Drantal-NeRF: Diffusion-Based Restoration for Anti-aliasing Neural Radiance Field
This addresses a long-standing aliasing problem in 3D implicit representations for computer vision and graphics applications, though it appears incremental as it builds on existing diffusion and NeRF methods.
The paper tackles aliasing artifacts in Neural Radiance Field (NeRF) renderings by proposing Drantal-NeRF, a diffusion-based restoration method that treats aliasing as a degradation model and restores high-quality anti-aliased renderings from low-quality inputs, achieving substantial qualitative and quantitative improvements on challenging urban and 360-degree scenes.

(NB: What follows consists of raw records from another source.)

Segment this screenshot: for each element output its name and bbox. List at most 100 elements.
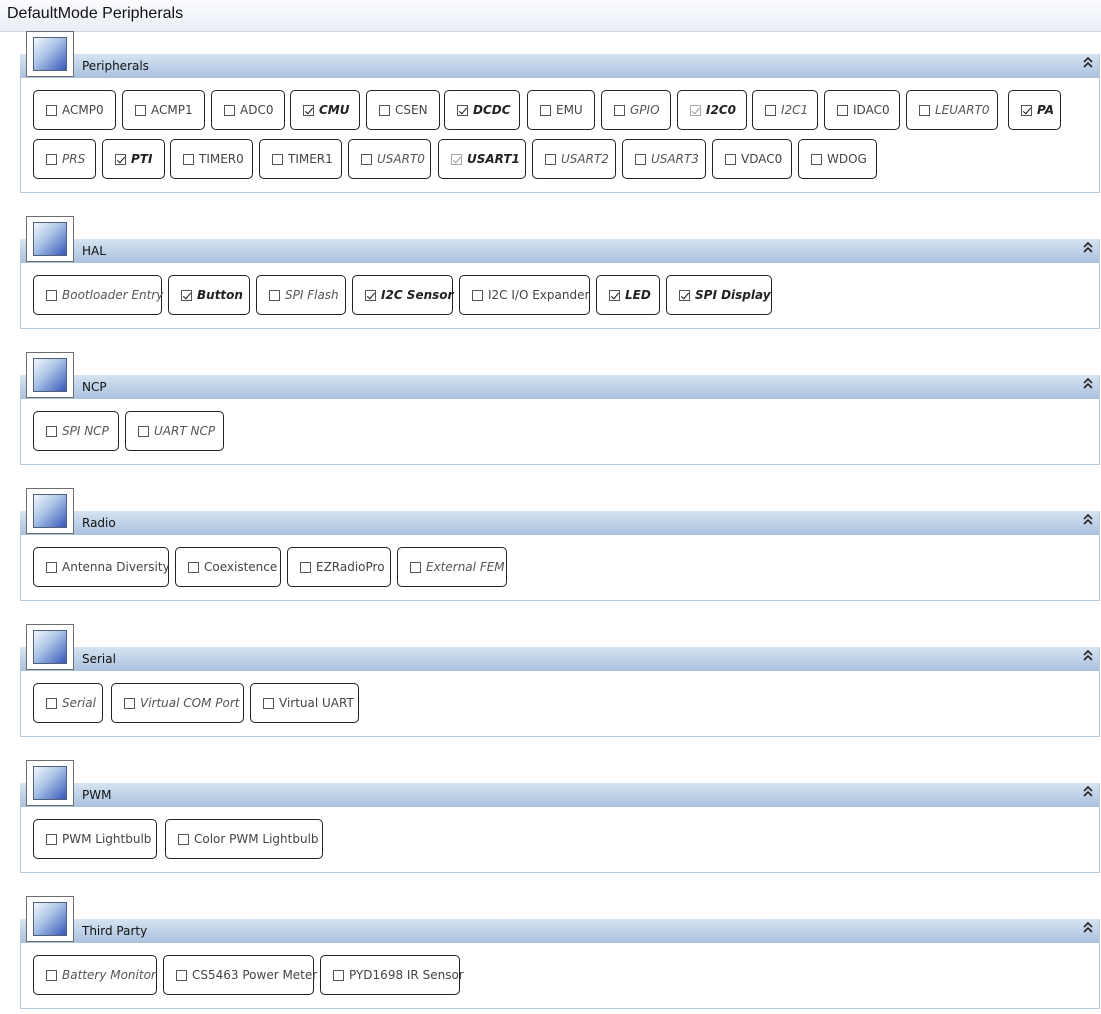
- module-toggle-prs[interactable]: PRS: [33, 139, 96, 179]
- checkbox-icon[interactable]: [46, 969, 57, 981]
- module-toggle-coexistence[interactable]: Coexistence: [175, 547, 281, 587]
- chevron-double-up-icon[interactable]: [1083, 56, 1093, 73]
- module-toggle-i2c0[interactable]: I2C0: [677, 90, 747, 130]
- module-toggle-pyd1698-ir-sensor[interactable]: PYD1698 IR Sensor: [320, 955, 464, 995]
- module-toggle-antenna-diversity[interactable]: Antenna Diversity: [33, 547, 170, 587]
- checkbox-icon[interactable]: [635, 153, 646, 165]
- section-header-third-party[interactable]: Third Party: [20, 919, 1099, 943]
- checkbox-icon[interactable]: [614, 104, 625, 116]
- module-toggle-gpio[interactable]: GPIO: [601, 90, 671, 130]
- module-toggle-virtual-uart[interactable]: Virtual UART: [250, 683, 359, 723]
- module-toggle-acmp1[interactable]: ACMP1: [122, 90, 205, 130]
- section-header-hal[interactable]: HAL: [20, 239, 1099, 263]
- checkbox-icon[interactable]: [725, 153, 736, 165]
- checkbox-icon[interactable]: [183, 153, 194, 165]
- module-toggle-ezradiopro[interactable]: EZRadioPro: [287, 547, 391, 587]
- module-toggle-bootloader-entry[interactable]: Bootloader Entry: [33, 275, 163, 315]
- checkbox-icon[interactable]: [46, 561, 57, 573]
- checkbox-icon[interactable]: [410, 561, 421, 573]
- module-toggle-serial[interactable]: Serial: [33, 683, 103, 723]
- module-toggle-adc0[interactable]: ADC0: [211, 90, 285, 130]
- checkbox-icon[interactable]: [300, 561, 311, 573]
- module-toggle-spi-display[interactable]: SPI Display: [666, 275, 772, 315]
- module-toggle-i2c-i-o-expander[interactable]: I2C I/O Expander: [459, 275, 590, 315]
- checkbox-checked-icon[interactable]: [457, 104, 468, 116]
- checkbox-icon[interactable]: [545, 153, 556, 165]
- checkbox-icon[interactable]: [176, 969, 187, 981]
- checkbox-icon[interactable]: [472, 289, 483, 301]
- module-toggle-virtual-com-port[interactable]: Virtual COM Port: [111, 683, 244, 723]
- checkbox-icon[interactable]: [138, 425, 149, 437]
- checkbox-icon[interactable]: [46, 833, 57, 845]
- module-toggle-wdog[interactable]: WDOG: [798, 139, 877, 179]
- module-toggle-cmu[interactable]: CMU: [290, 90, 360, 130]
- checkbox-icon[interactable]: [811, 153, 822, 165]
- module-toggle-usart1[interactable]: USART1: [438, 139, 526, 179]
- module-toggle-csen[interactable]: CSEN: [366, 90, 440, 130]
- module-toggle-usart3[interactable]: USART3: [622, 139, 706, 179]
- checkbox-icon[interactable]: [540, 104, 551, 116]
- checkbox-checked-icon[interactable]: [609, 289, 620, 301]
- module-toggle-battery-monitor[interactable]: Battery Monitor: [33, 955, 157, 995]
- module-toggle-usart2[interactable]: USART2: [532, 139, 616, 179]
- checkbox-checked-icon[interactable]: [1021, 104, 1032, 116]
- checkbox-icon[interactable]: [765, 104, 776, 116]
- module-toggle-vdac0[interactable]: VDAC0: [712, 139, 792, 179]
- chevron-double-up-icon[interactable]: [1083, 649, 1093, 666]
- section-header-pwm[interactable]: PWM: [20, 783, 1099, 807]
- module-toggle-pwm-lightbulb[interactable]: PWM Lightbulb: [33, 819, 157, 859]
- module-toggle-emu[interactable]: EMU: [527, 90, 595, 130]
- module-toggle-dcdc[interactable]: DCDC: [444, 90, 520, 130]
- checkbox-icon[interactable]: [361, 153, 372, 165]
- module-toggle-acmp0[interactable]: ACMP0: [33, 90, 116, 130]
- section-header-ncp[interactable]: NCP: [20, 375, 1099, 399]
- module-toggle-i2c-sensor[interactable]: I2C Sensor: [352, 275, 453, 315]
- checkbox-icon[interactable]: [46, 425, 57, 437]
- checkbox-icon[interactable]: [333, 969, 344, 981]
- section-header-peripherals[interactable]: Peripherals: [20, 54, 1099, 78]
- checkbox-icon[interactable]: [919, 104, 930, 116]
- checkbox-checked-icon[interactable]: [679, 289, 690, 301]
- checkbox-icon[interactable]: [46, 153, 57, 165]
- module-toggle-spi-flash[interactable]: SPI Flash: [256, 275, 346, 315]
- checkbox-checked-icon[interactable]: [690, 104, 701, 116]
- module-toggle-spi-ncp[interactable]: SPI NCP: [33, 411, 119, 451]
- chevron-double-up-icon[interactable]: [1083, 921, 1093, 938]
- checkbox-icon[interactable]: [46, 104, 57, 116]
- checkbox-checked-icon[interactable]: [181, 289, 192, 301]
- module-toggle-pa[interactable]: PA: [1008, 90, 1061, 130]
- checkbox-checked-icon[interactable]: [303, 104, 314, 116]
- chevron-double-up-icon[interactable]: [1083, 241, 1093, 258]
- module-toggle-timer0[interactable]: TIMER0: [170, 139, 253, 179]
- checkbox-icon[interactable]: [46, 697, 57, 709]
- chevron-double-up-icon[interactable]: [1083, 377, 1093, 394]
- module-toggle-usart0[interactable]: USART0: [348, 139, 431, 179]
- checkbox-icon[interactable]: [837, 104, 848, 116]
- module-toggle-uart-ncp[interactable]: UART NCP: [125, 411, 224, 451]
- module-toggle-i2c1[interactable]: I2C1: [752, 90, 818, 130]
- chevron-double-up-icon[interactable]: [1083, 785, 1093, 802]
- checkbox-icon[interactable]: [272, 153, 283, 165]
- checkbox-icon[interactable]: [178, 833, 189, 845]
- checkbox-icon[interactable]: [135, 104, 146, 116]
- checkbox-icon[interactable]: [124, 697, 135, 709]
- module-toggle-timer1[interactable]: TIMER1: [259, 139, 342, 179]
- section-header-radio[interactable]: Radio: [20, 511, 1099, 535]
- module-toggle-pti[interactable]: PTI: [102, 139, 165, 179]
- section-header-serial[interactable]: Serial: [20, 647, 1099, 671]
- module-toggle-cs5463-power-meter[interactable]: CS5463 Power Meter: [163, 955, 317, 995]
- module-toggle-idac0[interactable]: IDAC0: [824, 90, 900, 130]
- chevron-double-up-icon[interactable]: [1083, 513, 1093, 530]
- checkbox-icon[interactable]: [224, 104, 235, 116]
- module-toggle-color-pwm-lightbulb[interactable]: Color PWM Lightbulb: [165, 819, 323, 859]
- checkbox-checked-icon[interactable]: [365, 289, 376, 301]
- checkbox-icon[interactable]: [46, 289, 57, 301]
- checkbox-icon[interactable]: [188, 561, 199, 573]
- module-toggle-led[interactable]: LED: [596, 275, 660, 315]
- checkbox-icon[interactable]: [379, 104, 390, 116]
- checkbox-icon[interactable]: [269, 289, 280, 301]
- module-toggle-button[interactable]: Button: [168, 275, 250, 315]
- module-toggle-external-fem[interactable]: External FEM: [397, 547, 507, 587]
- checkbox-checked-icon[interactable]: [451, 153, 462, 165]
- checkbox-checked-icon[interactable]: [115, 153, 126, 165]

Aliasing artifacts in renderings produced by Neural Radiance Field (NeRF) is a long-standing but complex issue in the field of 3D implicit representation, which arises from a multitude of intricate causes and was mitigated by designing more advanced but complex scene parameterization methods before. In this paper, we present a Diffusion-based restoration method for anti-aliasing Neural Radiance Field (Drantal-NeRF). We consider the anti-aliasing issue from a low-level restoration perspective by viewing aliasing artifacts as a kind of degradation model added to clean ground truths. By leveraging the powerful prior knowledge encapsulated in diffusion model, we could restore the high-realism anti-aliasing renderings conditioned on aliased low-quality counterparts. We further employ a feature-wrapping operation to ensure multi-view restoration consistency and finetune the VAE decoder to better adapt to the scene-specific data distribution. Our proposed method is easy to implement and agnostic to various NeRF backbones. We conduct extensive experiments on challenging large-scale urban scenes as well as unbounded 360-degree scenes and achieve substantial qualitative and quantitative improvements.